Los textos que configuran el poemario Raíces fueron escritos entre 1973 y 1975 por la escritora nicaragüense-salvadoreña Claribel Alegría (1924–2018) en la localidad mallorquina de Deiá, aunque tuvieron que esperar a ser publicados por primera vez de manera completa en la antología preparada en 1981 por Mario Benedetti, Suma y sigue, editada en España por Visor. Cabría reconocer que los poemas de este libro fecundo y esencial en la obra completa de Alegría responden a un proceso creativo particular, mediante el cual el sujeto lírico del libro toma posesión de una realidad de carácter ontológico. Si bien es cierto que su difusión internacional como poeta tendría lugar con la concesión del Premio Casa de Las Américas en 1978, justamente por el poemario inmediatamente posterior a Raíces, el famoso Sobrevivo, no lo es menos que, en este previo, Claribel Alegría adensa su estilo y conforma de modo genuino la personalidad simbólica y temática que la convertirá en voz esencial de la lírica centroamericana del XX, algo que ya había prefigurado su poemario iniciático Acuario en 1955, y que los poemarios de los años sesenta materializaron, con títulos como Huésped de mi tiempo (1961), Vía única (1965) y Aprendizaje (1970).1 No es extraño, por ello, que el propio Benedetti, en el prólogo a la edición antedicha señalase que el poemario Raíces «tal vez esté destinado a ser el más coherente, el más armonioso, ya que se trata de una sola y nutricia parábola, y esta lo recorre y le otorga unidad».2
Así pues, el incierto futuro personal que parece acechar a su autora se dispone a comienzos de la década de los setenta a transformarse esencialmente en aquello mismo que fue objeto de búsqueda y ahora comienza a ser revelación de identidad.
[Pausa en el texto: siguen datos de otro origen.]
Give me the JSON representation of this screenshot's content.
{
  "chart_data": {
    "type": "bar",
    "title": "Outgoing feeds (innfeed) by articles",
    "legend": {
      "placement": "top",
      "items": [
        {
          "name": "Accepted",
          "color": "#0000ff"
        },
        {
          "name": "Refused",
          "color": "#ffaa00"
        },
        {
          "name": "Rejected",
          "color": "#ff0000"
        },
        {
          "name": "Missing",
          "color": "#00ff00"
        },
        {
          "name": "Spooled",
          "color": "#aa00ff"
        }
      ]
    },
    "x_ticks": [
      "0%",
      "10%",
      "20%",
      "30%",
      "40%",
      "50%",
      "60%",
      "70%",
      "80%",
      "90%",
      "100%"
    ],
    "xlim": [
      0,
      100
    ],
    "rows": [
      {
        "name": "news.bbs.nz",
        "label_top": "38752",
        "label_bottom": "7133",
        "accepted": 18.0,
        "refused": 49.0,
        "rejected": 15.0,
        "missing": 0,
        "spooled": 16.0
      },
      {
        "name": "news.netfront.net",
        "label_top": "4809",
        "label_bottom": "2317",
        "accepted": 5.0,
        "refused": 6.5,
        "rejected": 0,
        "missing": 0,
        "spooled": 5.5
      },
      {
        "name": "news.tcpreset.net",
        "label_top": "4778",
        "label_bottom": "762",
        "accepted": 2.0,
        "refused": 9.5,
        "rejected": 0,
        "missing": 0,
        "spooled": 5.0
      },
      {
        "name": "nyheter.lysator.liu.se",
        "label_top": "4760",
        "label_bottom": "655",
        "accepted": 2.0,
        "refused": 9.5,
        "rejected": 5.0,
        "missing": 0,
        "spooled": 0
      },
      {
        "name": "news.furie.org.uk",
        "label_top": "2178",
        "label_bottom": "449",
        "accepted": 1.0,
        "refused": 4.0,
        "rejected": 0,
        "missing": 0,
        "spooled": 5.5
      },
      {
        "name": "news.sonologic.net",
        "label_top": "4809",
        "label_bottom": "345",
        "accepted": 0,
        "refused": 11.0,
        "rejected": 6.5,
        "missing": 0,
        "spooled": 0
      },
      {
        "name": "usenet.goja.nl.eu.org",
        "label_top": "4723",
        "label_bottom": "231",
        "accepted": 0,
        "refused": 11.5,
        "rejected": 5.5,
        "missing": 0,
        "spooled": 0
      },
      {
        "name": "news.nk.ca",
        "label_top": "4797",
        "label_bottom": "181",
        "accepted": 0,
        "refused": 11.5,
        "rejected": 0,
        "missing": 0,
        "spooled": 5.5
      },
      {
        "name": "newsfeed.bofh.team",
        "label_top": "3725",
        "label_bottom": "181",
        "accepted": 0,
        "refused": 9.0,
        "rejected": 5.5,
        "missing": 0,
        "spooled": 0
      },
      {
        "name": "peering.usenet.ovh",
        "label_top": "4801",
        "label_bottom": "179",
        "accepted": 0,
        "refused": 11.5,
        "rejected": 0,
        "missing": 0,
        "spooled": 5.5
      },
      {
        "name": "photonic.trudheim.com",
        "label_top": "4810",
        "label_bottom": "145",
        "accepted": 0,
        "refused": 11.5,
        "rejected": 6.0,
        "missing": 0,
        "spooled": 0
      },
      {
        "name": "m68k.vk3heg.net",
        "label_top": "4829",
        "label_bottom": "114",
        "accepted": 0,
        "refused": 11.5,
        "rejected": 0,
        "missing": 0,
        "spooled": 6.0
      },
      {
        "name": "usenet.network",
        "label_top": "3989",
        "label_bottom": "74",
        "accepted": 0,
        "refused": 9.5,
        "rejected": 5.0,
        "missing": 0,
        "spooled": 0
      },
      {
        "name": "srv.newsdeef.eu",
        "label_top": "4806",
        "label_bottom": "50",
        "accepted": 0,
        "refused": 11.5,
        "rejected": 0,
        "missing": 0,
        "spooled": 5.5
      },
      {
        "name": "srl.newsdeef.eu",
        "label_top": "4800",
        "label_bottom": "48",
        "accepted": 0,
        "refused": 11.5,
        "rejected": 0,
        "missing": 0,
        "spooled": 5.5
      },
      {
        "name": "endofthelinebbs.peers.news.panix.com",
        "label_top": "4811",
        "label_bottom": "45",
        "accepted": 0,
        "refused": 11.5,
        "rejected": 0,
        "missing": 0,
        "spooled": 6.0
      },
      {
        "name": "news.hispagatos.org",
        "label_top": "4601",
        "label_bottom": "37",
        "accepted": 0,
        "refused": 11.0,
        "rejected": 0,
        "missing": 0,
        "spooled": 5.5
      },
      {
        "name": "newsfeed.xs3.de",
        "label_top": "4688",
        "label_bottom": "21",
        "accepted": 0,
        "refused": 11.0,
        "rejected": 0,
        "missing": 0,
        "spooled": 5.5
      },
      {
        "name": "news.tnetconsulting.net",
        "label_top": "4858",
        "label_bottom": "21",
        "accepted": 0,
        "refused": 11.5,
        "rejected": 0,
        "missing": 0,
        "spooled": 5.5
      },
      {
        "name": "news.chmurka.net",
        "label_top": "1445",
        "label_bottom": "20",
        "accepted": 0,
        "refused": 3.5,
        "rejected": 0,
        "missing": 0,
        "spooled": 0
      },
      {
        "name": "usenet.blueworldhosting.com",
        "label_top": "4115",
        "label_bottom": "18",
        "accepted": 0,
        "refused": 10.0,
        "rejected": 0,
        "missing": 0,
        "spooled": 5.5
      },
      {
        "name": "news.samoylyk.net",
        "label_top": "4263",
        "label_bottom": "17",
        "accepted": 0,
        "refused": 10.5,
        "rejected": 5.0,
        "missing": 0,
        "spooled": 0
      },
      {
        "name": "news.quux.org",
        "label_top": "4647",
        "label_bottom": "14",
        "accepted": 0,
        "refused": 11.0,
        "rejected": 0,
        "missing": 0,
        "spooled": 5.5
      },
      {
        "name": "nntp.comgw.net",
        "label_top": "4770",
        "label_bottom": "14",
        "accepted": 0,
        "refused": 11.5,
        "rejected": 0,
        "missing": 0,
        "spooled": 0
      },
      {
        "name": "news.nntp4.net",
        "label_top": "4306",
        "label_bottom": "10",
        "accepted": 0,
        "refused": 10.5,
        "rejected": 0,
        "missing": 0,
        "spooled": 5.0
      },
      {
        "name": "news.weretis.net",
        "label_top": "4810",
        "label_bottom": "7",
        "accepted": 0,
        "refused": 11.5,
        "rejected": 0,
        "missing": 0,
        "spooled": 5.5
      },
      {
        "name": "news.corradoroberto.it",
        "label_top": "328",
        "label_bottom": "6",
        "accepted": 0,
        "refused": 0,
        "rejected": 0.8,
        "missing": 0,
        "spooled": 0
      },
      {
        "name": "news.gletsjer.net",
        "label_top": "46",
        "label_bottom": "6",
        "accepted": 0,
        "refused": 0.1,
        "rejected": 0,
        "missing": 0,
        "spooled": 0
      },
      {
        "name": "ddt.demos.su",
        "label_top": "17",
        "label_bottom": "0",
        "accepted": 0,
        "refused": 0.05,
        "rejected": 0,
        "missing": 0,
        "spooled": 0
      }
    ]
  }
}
Lo observamos con clarividencia en uno de los textos más emblemáticos de la colección, el titulado precisamente «Soy raíz», donde se advierte con transparencia el veredicto benedettiano referido a la «sola y nutricia parábola» que recorre el libro: una parábola de naturaleza vegetal y de entraña ecológica, si bien es al mismo tiempo un reflejo desgarrador del poder inmenso de cuanto late en la profundidad abismal del ser, bajo la tierra y en las hondonadas de la psique.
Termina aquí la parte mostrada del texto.